Business owners in the New York City area have a lot on their plates. Managing the day-to-day operations of their business is a full-time job. It can be easy to neglect some long-term concerns, such as considering what happens when you or a business partner want to leave the business. If a business does not have a plan in place, an exit can lead to problems. A buy-sell agreement is something businesses should have in place to prepare for these events.
A buy-sell agreement should include the following:
- A valuation clause
- Ground rules of the agreement
- Any provision for heirs that help mitigate the tax burden
A business owner will meet with their business partner, accountant and a valuation expert in order to create the agreement. They will focus on:
- Starting early. A buy-sell agreement should be established as soon as possible. It can be less emotional and combative if this agreement is worked out before any other substantive business occurs.

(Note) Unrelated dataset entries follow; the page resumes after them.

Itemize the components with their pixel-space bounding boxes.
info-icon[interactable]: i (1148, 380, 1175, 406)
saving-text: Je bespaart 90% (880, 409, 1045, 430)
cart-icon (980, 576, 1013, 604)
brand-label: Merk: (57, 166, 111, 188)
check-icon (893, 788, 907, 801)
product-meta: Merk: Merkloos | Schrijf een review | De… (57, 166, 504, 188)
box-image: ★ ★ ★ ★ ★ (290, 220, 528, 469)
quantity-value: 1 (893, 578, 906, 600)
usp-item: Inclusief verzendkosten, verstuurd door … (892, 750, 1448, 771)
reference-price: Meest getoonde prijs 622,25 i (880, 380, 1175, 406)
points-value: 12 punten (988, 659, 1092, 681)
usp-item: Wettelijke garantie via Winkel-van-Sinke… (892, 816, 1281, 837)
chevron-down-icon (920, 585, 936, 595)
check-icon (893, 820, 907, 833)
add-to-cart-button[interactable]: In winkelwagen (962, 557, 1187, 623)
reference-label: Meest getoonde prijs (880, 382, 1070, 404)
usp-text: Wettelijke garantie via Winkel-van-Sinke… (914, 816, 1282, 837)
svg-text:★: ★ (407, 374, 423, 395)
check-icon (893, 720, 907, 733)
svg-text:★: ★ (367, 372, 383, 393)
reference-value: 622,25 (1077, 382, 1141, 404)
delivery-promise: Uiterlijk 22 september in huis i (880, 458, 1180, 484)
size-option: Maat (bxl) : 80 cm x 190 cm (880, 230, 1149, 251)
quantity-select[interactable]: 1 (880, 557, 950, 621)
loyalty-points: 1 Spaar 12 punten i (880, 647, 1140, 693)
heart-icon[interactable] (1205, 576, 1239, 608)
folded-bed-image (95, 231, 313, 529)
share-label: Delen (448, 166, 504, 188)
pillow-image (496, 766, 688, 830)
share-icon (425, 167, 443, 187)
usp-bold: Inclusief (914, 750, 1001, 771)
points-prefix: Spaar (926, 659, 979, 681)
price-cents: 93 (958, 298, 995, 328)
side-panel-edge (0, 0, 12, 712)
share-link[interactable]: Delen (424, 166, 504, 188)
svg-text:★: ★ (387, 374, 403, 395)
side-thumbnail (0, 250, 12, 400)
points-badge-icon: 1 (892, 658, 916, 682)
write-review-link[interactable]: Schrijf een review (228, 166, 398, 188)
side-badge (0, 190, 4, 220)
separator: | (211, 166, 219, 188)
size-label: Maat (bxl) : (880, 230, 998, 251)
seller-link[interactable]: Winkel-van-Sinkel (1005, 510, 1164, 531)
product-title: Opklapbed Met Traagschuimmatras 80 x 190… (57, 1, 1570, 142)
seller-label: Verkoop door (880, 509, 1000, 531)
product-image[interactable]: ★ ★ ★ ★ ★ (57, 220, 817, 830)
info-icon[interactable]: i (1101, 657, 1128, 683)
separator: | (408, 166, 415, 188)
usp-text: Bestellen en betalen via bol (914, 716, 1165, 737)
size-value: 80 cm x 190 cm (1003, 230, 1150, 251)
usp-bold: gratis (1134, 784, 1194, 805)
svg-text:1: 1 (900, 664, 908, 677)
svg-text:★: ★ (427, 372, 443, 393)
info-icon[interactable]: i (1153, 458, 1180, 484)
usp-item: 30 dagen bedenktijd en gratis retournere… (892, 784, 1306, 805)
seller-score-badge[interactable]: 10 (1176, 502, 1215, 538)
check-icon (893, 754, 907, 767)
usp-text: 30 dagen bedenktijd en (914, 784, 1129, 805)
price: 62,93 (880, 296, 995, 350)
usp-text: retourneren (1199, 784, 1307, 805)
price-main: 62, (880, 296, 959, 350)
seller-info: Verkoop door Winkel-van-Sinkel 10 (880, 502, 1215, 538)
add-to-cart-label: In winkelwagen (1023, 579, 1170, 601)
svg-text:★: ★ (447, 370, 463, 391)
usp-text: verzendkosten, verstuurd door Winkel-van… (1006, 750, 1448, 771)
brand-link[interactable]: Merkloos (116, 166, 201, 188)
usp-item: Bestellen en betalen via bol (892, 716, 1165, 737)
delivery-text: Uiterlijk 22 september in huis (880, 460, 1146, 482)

- Set up ground rules. The contract needs to be practical and realistic for your business which means spelling out which heirs will get the business, which events can trigger the company’s sale, etc.
- Life insurance policies. Business partners should take out life insurance policies on each other when they sign buy-sell agreements. This will make sure their partner has enough money to buy out the deceased or disabled co-owner.
- Valuation clause. A valuation clause is critical in how the value of the company will be calculated if a partner is no longer involved. Some businesses may use their own methodology to calculate this amount while others will prefer to use a valuation expert.
A legal professional who is skilled in business formation and planning can help a business owner draft a buy-sell agreement that works for the business owners, their partners and any heirs.